Wednesday 12 June 2013

Writing style

So I've said before that I'm reading Das Sporking a lot lately, I've read fifty shades Sporking and the first twilight one, and at the end Mervin, Sands, Ket and Gehayi have included outtake scenes, spitefics and FAQs and it's inspired me (and I can't remember my very old live journal password, so you all get to hear my rant).

One of the FAQs includes fans asking Stephanie Meyer about her writing style and her blabbing about her wonderful approach to prose. And something jumped out at me. She said she wrote the scenes she had in mind and cobbled the independent scenes together with filler (I paraphrase, heavily).

I know that can work. I've written scenes for future books of mine, some of them the same incident in a myriad of different ways (but all with similar outcomes) but the above process? I wouldn't recommend it. You're never going to understand character growth in that way. Those are the chapters to reference when the correct time comes, but you have to trust in your characters enough to know that they're still on that path but the now is important. It's why my writing has languished a little lately, because Lamb and Carter are trying to race ahead of where they are at the moment, but they'll get back on track.

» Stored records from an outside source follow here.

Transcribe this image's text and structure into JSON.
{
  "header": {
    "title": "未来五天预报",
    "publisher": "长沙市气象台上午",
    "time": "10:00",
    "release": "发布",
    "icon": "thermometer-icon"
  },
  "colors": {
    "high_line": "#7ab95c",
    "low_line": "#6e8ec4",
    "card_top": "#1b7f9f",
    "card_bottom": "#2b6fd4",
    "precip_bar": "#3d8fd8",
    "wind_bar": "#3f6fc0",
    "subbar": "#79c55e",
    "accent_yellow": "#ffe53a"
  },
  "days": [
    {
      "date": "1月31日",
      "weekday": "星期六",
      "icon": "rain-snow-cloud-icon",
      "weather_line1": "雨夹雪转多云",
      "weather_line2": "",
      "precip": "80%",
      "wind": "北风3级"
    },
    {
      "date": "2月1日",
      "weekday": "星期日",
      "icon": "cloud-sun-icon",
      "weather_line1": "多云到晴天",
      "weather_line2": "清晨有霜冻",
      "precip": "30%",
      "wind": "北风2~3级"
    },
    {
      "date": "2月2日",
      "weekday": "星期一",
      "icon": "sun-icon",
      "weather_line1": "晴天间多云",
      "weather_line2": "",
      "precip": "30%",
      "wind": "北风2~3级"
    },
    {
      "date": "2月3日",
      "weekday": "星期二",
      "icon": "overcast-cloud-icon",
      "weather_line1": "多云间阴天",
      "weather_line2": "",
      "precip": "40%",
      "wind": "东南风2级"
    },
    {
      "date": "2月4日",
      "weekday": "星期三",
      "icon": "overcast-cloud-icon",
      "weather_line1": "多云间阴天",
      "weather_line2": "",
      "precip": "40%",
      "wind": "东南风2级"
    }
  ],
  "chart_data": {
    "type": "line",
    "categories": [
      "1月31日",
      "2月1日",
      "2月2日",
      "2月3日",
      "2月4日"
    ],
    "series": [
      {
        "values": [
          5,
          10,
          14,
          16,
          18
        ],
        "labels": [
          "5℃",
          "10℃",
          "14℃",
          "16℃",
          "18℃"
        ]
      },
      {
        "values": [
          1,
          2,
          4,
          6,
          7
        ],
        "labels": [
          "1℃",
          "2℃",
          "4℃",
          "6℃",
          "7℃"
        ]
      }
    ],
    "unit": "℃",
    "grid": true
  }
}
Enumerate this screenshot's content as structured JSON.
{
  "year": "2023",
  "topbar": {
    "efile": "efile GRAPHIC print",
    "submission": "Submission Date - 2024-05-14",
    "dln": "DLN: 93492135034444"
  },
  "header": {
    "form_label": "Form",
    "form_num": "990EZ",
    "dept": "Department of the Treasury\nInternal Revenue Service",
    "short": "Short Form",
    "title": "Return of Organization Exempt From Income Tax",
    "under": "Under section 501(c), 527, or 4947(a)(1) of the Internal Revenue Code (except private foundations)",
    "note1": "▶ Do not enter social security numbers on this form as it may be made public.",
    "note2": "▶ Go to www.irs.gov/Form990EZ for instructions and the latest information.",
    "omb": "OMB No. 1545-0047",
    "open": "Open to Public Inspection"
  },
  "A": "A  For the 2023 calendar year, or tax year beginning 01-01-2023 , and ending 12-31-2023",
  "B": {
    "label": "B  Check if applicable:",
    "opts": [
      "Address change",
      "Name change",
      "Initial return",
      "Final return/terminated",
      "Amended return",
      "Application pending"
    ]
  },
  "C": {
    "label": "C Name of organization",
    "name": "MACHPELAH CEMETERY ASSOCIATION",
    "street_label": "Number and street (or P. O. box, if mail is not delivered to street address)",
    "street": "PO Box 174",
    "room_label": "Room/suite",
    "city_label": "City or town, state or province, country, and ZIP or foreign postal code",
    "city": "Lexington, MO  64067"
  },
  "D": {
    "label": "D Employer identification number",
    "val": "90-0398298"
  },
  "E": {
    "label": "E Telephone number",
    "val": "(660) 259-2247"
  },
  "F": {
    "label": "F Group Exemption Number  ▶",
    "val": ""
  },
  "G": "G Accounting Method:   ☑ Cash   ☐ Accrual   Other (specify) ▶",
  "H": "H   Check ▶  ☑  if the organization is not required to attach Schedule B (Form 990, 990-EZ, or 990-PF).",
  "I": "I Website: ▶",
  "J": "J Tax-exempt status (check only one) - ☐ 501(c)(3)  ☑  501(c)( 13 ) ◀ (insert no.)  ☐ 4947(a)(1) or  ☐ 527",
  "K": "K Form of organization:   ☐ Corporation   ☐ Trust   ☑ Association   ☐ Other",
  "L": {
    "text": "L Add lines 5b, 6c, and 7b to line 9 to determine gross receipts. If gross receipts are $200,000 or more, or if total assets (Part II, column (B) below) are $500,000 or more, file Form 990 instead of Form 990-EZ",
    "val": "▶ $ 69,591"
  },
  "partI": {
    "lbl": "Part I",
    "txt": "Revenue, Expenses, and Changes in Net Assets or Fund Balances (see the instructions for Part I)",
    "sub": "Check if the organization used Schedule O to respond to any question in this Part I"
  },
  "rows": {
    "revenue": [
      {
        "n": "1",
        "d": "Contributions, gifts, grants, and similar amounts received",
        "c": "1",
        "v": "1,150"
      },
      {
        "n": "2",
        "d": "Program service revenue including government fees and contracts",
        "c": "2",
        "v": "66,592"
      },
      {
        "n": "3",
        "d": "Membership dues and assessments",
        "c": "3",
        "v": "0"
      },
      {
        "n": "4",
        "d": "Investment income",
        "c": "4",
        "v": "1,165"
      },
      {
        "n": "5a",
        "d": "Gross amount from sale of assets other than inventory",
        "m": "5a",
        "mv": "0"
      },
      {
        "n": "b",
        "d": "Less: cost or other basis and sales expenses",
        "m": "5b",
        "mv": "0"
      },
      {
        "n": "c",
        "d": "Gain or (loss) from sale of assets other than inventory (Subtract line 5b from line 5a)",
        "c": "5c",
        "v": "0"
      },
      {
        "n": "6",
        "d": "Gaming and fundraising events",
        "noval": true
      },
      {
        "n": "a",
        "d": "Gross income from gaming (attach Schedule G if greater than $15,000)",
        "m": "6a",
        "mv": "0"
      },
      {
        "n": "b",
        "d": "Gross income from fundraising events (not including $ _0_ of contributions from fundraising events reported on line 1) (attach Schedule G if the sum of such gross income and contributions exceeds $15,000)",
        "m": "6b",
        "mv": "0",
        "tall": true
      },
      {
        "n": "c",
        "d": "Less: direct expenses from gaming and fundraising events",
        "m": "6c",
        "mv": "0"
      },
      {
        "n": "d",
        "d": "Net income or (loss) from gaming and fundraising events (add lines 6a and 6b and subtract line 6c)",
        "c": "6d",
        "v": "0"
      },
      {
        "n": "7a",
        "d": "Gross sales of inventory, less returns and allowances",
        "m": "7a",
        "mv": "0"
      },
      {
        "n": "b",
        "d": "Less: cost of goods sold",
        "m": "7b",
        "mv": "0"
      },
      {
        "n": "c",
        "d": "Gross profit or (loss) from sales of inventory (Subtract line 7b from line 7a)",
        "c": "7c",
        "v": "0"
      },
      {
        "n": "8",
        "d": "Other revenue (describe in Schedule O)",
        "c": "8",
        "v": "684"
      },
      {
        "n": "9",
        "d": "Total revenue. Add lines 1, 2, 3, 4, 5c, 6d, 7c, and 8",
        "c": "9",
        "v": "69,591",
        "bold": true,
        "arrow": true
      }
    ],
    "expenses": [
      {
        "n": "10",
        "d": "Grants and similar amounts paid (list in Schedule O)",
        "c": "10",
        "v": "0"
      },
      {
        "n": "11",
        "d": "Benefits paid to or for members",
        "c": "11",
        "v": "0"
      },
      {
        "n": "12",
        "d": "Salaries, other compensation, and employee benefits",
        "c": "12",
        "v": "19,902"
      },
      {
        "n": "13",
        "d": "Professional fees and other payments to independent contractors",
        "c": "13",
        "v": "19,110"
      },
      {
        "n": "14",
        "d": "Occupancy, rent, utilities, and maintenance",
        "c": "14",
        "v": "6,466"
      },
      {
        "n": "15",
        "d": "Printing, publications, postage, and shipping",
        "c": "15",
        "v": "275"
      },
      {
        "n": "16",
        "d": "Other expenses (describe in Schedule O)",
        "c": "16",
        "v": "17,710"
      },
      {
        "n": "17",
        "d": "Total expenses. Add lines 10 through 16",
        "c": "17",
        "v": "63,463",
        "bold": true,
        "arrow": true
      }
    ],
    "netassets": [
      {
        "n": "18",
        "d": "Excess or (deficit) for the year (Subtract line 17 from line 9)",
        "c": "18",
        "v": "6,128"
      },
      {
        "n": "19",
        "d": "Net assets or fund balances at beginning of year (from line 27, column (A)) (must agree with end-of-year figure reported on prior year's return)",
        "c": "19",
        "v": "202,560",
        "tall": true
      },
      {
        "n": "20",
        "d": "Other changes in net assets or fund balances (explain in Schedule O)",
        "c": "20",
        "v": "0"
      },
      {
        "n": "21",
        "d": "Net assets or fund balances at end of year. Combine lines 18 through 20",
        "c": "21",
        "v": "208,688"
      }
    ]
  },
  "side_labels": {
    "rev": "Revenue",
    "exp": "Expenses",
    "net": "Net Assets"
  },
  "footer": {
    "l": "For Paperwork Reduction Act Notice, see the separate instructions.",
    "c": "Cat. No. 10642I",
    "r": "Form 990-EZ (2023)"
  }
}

Anyway, you know what? Unless a writer is really skilled, you can tell when they've done this patchwork method. By all means patchwork, but then sit back and write in a linear way and include elements of the scenes as and when they're relevant. There's such a difference.

And now I'm going back to laugh at Meyer and her amazing writing abilities which include ignoring your editor and naming one of the self-insert's love interests after your brother. Sexy times.